The legal wrangling on the matter had been raging on for more than 12 years now. In April 1996, a two-member bench of the high court headed by Justice J.D. Akberjee had disposed of two petitions filed by right-holders of Kalam (Swat district) and Dir-Kohistan areas. The court had directed the government to act in accordance with the Forest Act of 1927 and the NWFP Management of Protected Forests Rules, 1975 and distribute the sale proceeds among the local people in accordance with the procedure provided in the Act and Rules framed there under.

However, the FDC filed appeals before the Supreme Court stating that the provisions of Order 1, Rule 8 of the Civil Procedure Code were not followed strictly as applicable to the proceedings in the constitutional jurisdiction by the high court. The apex court had remanded the cases back to the high court in 1998 directing it to follow the provision of Order 1, Rule 8 of the CPC and publish advertisements informing the concerned stakeholders about the case.

Although the apex court had directed the high court to decide the petitions within six months but the case continued on for many years and finally the high court disposed of the three petitions on June 18, 2004.
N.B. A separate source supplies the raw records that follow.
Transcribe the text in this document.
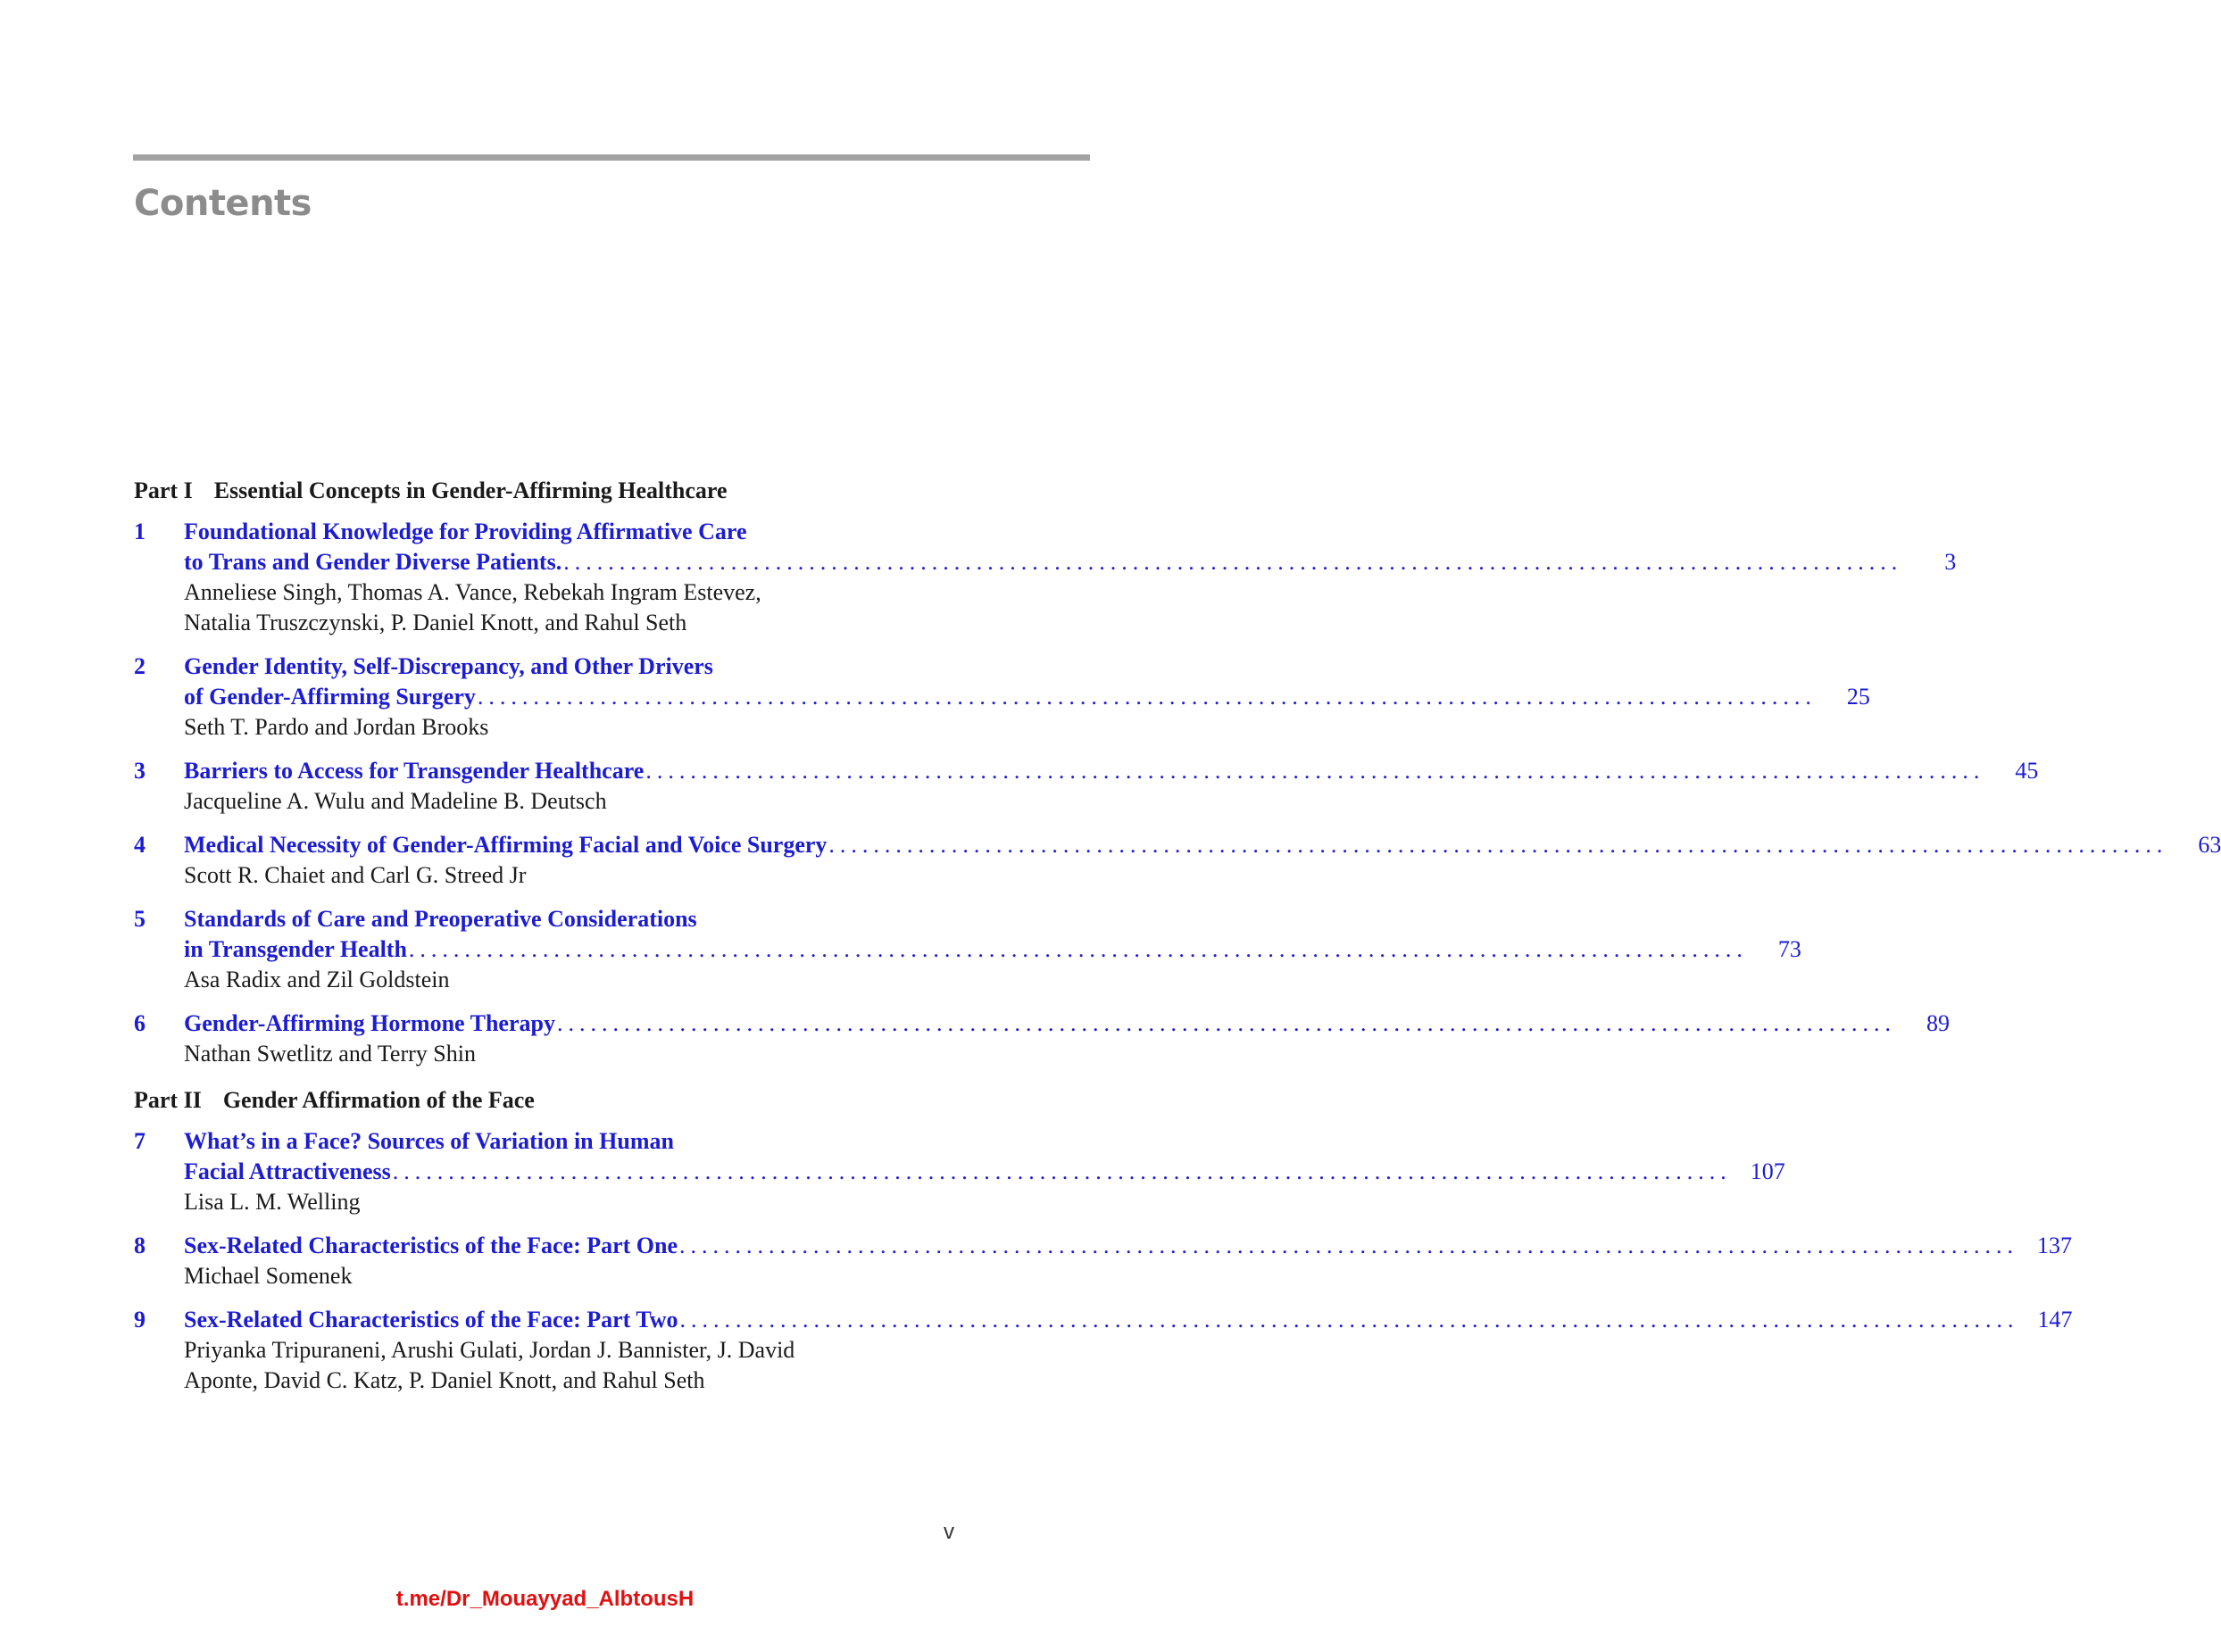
Contents
Part I Essential Concepts in Gender-Affirming Healthcare
1	Foundational Knowledge for Providing Affirmative Care
to Trans and Gender Diverse Patients. ........................................................................................................................	3
Anneliese Singh, Thomas A. Vance, Rebekah Ingram Estevez,
Natalia Truszczynski, P. Daniel Knott, and Rahul Seth
2	Gender Identity, Self-Discrepancy, and Other Drivers
of Gender-Affirming Surgery ........................................................................................................................	25
Seth T. Pardo and Jordan Brooks
3	Barriers to Access for Transgender Healthcare ........................................................................................................................	45
Jacqueline A. Wulu and Madeline B. Deutsch
4	Medical Necessity of Gender-Affirming Facial and Voice Surgery ........................................................................................................................	63
Scott R. Chaiet and Carl G. Streed Jr
5	Standards of Care and Preoperative Considerations
in Transgender Health ........................................................................................................................	73
Asa Radix and Zil Goldstein
6	Gender-Affirming Hormone Therapy ........................................................................................................................	89
Nathan Swetlitz and Terry Shin
Part II Gender Affirmation of the Face
7	What’s in a Face? Sources of Variation in Human
Facial Attractiveness ........................................................................................................................ 107
Lisa L. M. Welling
8	Sex-Related Characteristics of the Face: Part One ........................................................................................................................ 137
Michael Somenek
9	Sex-Related Characteristics of the Face: Part Two ........................................................................................................................ 147
Priyanka Tripuraneni, Arushi Gulati, Jordan J. Bannister, J. David
Aponte, David C. Katz, P. Daniel Knott, and Rahul Seth
v
t.me/Dr_Mouayyad_AlbtousH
A two-member bench of the high court comprising Justice Shahjehan Khan Yousafzai and Justice Qazi Ahsanullah Qureshi had observed that the petitioners were entitled for relief as prayed for in their writ petitions. The petitions had been filed by Mutabar Khan, Mamraiz Khan and Gujar Khan.

The issue had been the root cause of various disputes in these areas. Long marches were organised and hunger-strike camps were set up from time to time urging the government to give them their due rights.

The FDC claimed that after the expiry of the relevant agreement in 1983, the right-holders had again entered into an agreement with them under the same terms and conditions which provided provision of royalty on the basis of pre-fixed rates and not net sale proceeds of timber. The people denied the claim.